J’atteignis le bois dont j’ai parlé plus haut, et le traversai complétement sans rien voir, ni garde, ni chasseur. Il fallut bien en sortir, lorsque je fus arrivé au bout, et reprendre à travers champs ; mais j’étais loin du village, à une certaine distance de la route, et je ne craignais plus de rencontrer personne de connaissance.

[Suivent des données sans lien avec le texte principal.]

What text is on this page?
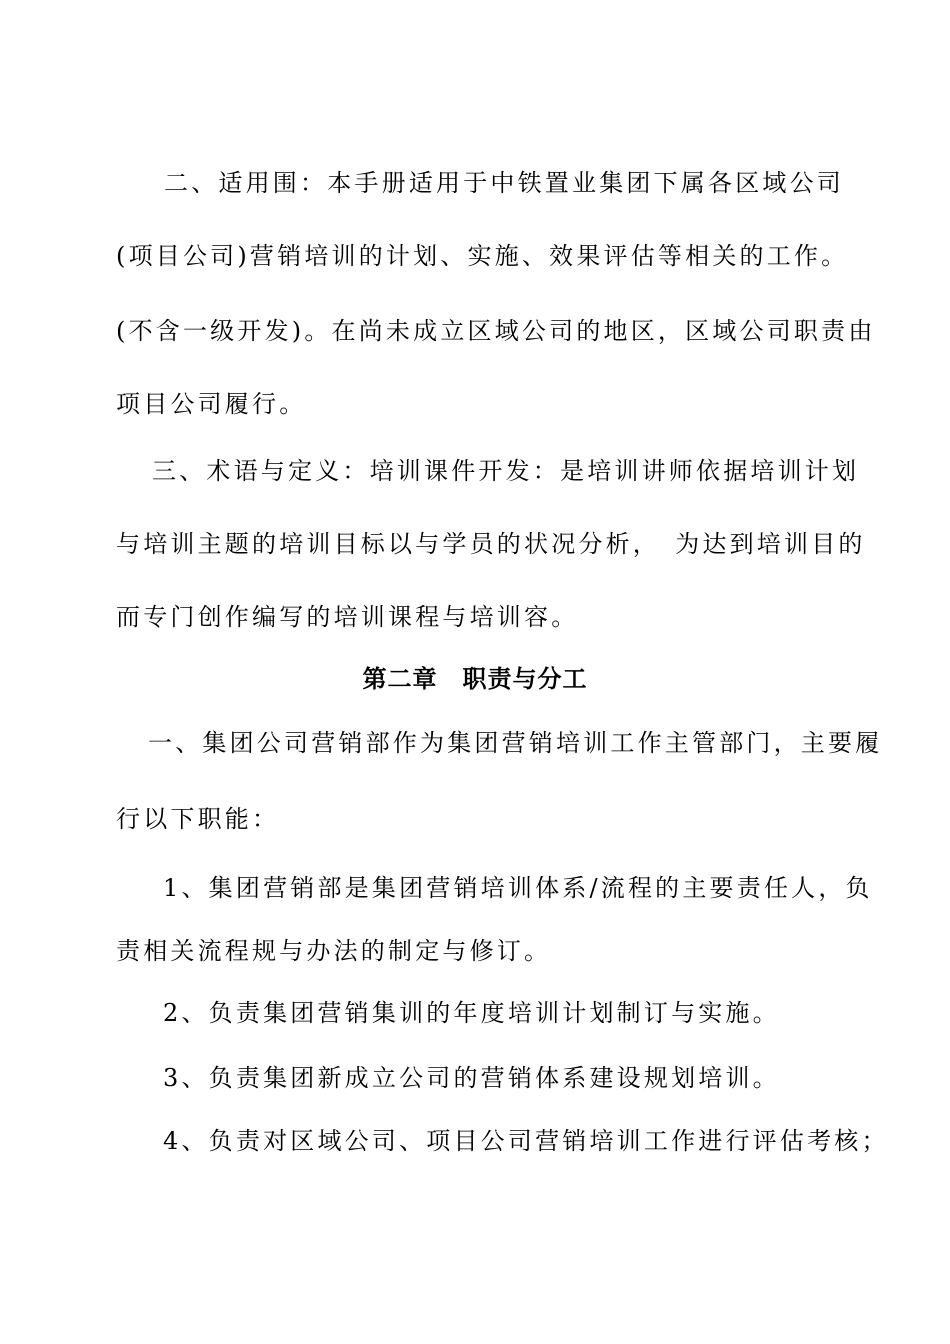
二、适用围：本手册适用于中铁置业集团下属各区域公司
(项目公司)营销培训的计划、实施、效果评估等相关的工作。
(不含一级开发)。在尚未成立区域公司的地区，区域公司职责由
项目公司履行。
三、术语与定义：培训课件开发：是培训讲师依据培训计划
与培训主题的培训目标以与学员的状况分析，　为达到培训目的
而专门创作编写的培训课程与培训容。
第二章　职责与分工
一、集团公司营销部作为集团营销培训工作主管部门，主要履
行以下职能：
1、集团营销部是集团营销培训体系/流程的主要责任人，负
责相关流程规与办法的制定与修订。
2、负责集团营销集训的年度培训计划制订与实施。
3、负责集团新成立公司的营销体系建设规划培训。
4、负责对区域公司、项目公司营销培训工作进行评估考核；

Bientôt j’aperçus les clochers de la ville qui m’indiquèrent la direction qu’il fallait prendre ; et franchissant des haies et des fossés nombreux, suivant des chemins privés, des sentiers défendus, j’entrai dans les faubourgs, je m’engageai au milieu de rues étroites, et finis par en trouver une qui conduisait au port. Mon cœur battit vivement lorsque mes yeux s’arrêtèrent sur le grand mât qui, de sa pointe, dépassait tous les autres, et dont le pavillon flottait fièrement au-dessus de la pomme de girouette.

Je courus devant moi sans regarder à mes côtés, je me précipitai sur la planche qui aboutissait au navire, je traversai le passavant, et me trouvai sur l’Inca.